Il sistema indiano delle caste

Fino a qualche hanno fa era possibile vedere anche un titolo di Fausto Bertinotti e si poteva ragionevolmente pensare che all’interno della produzione della casa di Segrate si potesse avere un quadro, non dico completo, ma almeno sufficientemente variegato della realtà culturale italiana. Oggi la situazione è completamente cambiata: i posti sono completamente occupati dal pensiero dalla pretesa di egemonia e così le linee editoriali sono prese dal rivoluzionario Brunetta che impiega qualche centinaio di pagine nella beatificazione di se stesso; da Mario Giordano che denuncia lo sfascio della scuola italiana (ma non sarà che da più di 20 anni i giovani italiani sono bombardati dalla semplificazione stupidente delle televisioni?), e Sandro Bondi che ha la pretesa d’infilarsi il sole in tasca. Per il resto un Grisham per fare cassetta, un paio di gorilla per un noir, qualche testo straniero che troppi danni non può mai fare, ogni tanto un Camilleri,  Zafon che fa sempre innamorare un paio di fratelli e il panorama culturale è servito.

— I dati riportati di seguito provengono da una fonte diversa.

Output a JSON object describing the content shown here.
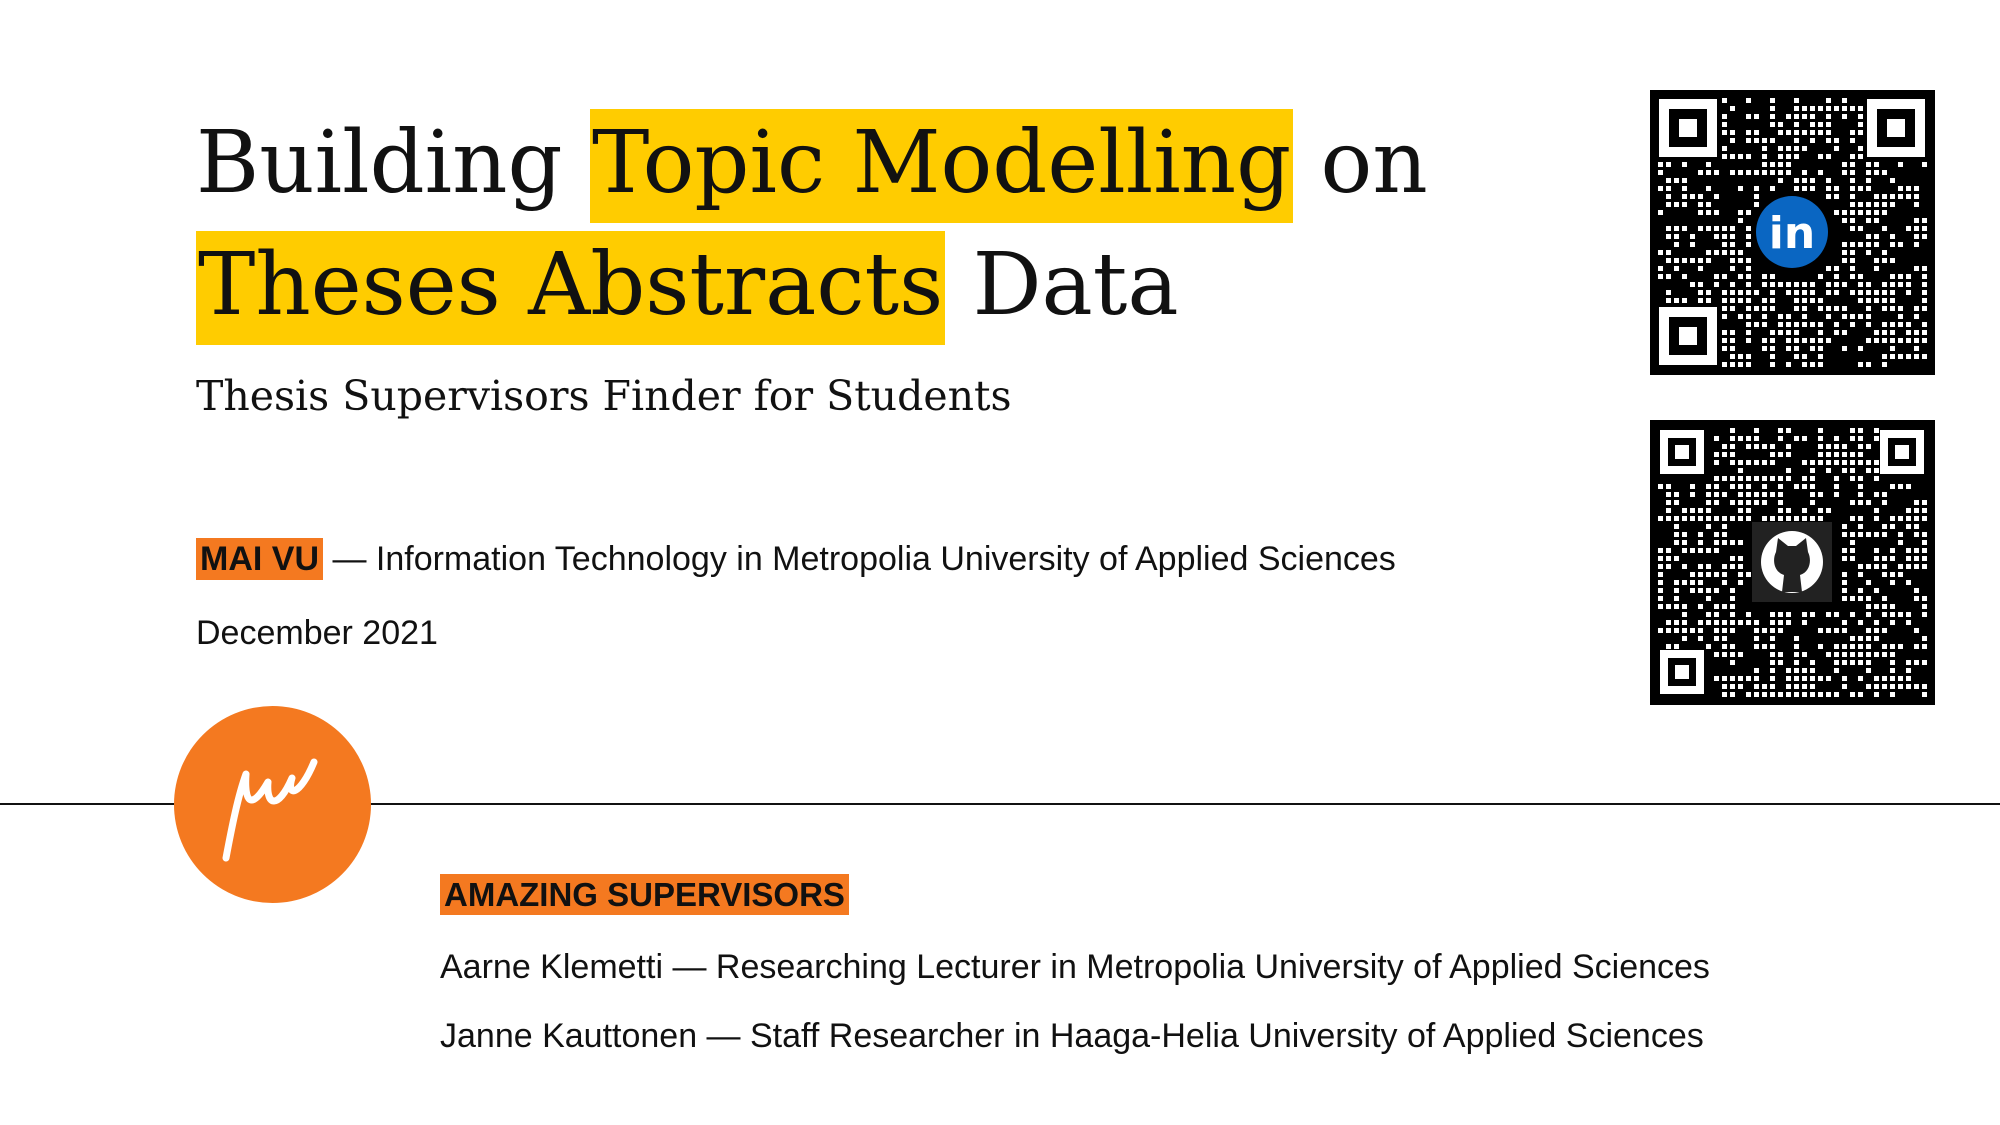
{
  "title": {
    "line1": {
      "pre": "Building ",
      "highlight": "Topic Modelling",
      "post": " on"
    },
    "line2": {
      "highlight": "Theses Abstracts",
      "post": " Data"
    }
  },
  "subtitle": "Thesis Supervisors Finder for Students",
  "author": {
    "name": "MAI VU",
    "affiliation": " — Information Technology in Metropolia University of Applied Sciences"
  },
  "date": "December 2021",
  "supervisors": {
    "title": "AMAZING SUPERVISORS",
    "items": [
      "Aarne Klemetti — Researching Lecturer in Metropolia University of Applied Sciences",
      "Janne Kauttonen — Staff Researcher in Haaga-Helia University of Applied Sciences"
    ]
  },
  "qr_codes": [
    {
      "icon": "linkedin-icon",
      "label": "in",
      "color": "#0A66C2"
    },
    {
      "icon": "github-icon",
      "color": "#111111"
    }
  ],
  "colors": {
    "highlight_yellow": "#FFCC00",
    "accent_orange": "#F47920"
  }
}
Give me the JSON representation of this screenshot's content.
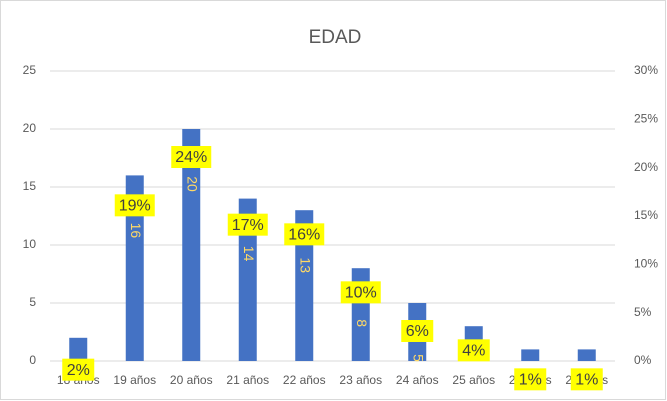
{
  "chart_data": {
    "type": "bar",
    "title": "EDAD",
    "categories": [
      "18 años",
      "19 años",
      "20 años",
      "21 años",
      "22 años",
      "23 años",
      "24 años",
      "25 años",
      "26 años",
      "27 años"
    ],
    "series": [
      {
        "color": "#4472c4",
        "values": [
          2,
          16,
          20,
          14,
          13,
          8,
          5,
          3,
          1,
          1
        ]
      },
      {
        "axis": "y2",
        "color": "#ffff00",
        "values": [
          2,
          19,
          24,
          17,
          16,
          10,
          6,
          4,
          1,
          1
        ],
        "value_labels": [
          "2%",
          "19%",
          "24%",
          "17%",
          "16%",
          "10%",
          "6%",
          "4%",
          "1%",
          "1%"
        ]
      }
    ],
    "ylim": [
      0,
      25
    ],
    "yticks": [
      0,
      5,
      10,
      15,
      20,
      25
    ],
    "y2lim": [
      0,
      30
    ],
    "y2ticks": [
      {
        "value": 0,
        "label": "0%"
      },
      {
        "value": 5,
        "label": "5%"
      },
      {
        "value": 10,
        "label": "10%"
      },
      {
        "value": 15,
        "label": "15%"
      },
      {
        "value": 20,
        "label": "20%"
      },
      {
        "value": 25,
        "label": "25%"
      },
      {
        "value": 30,
        "label": "30%"
      }
    ],
    "grid": true
  }
}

D’altronde Sandrone Dazieri non sarebbe d’accordo, ma forse il suo post è un po’ datato. Chissà se secondo lui i testi citati sopra vendono qualche migliaio di copie, e la verità su quanto si vende in Italia ce la dicono i Wu Ming qui. Ritengo che i conti vadano fatti in un altro modo: se ci sono dieci uscite per collana all’anno e sono tutte occupate ecco che siamo costretti a leggere un noir. Che si tratti di casta?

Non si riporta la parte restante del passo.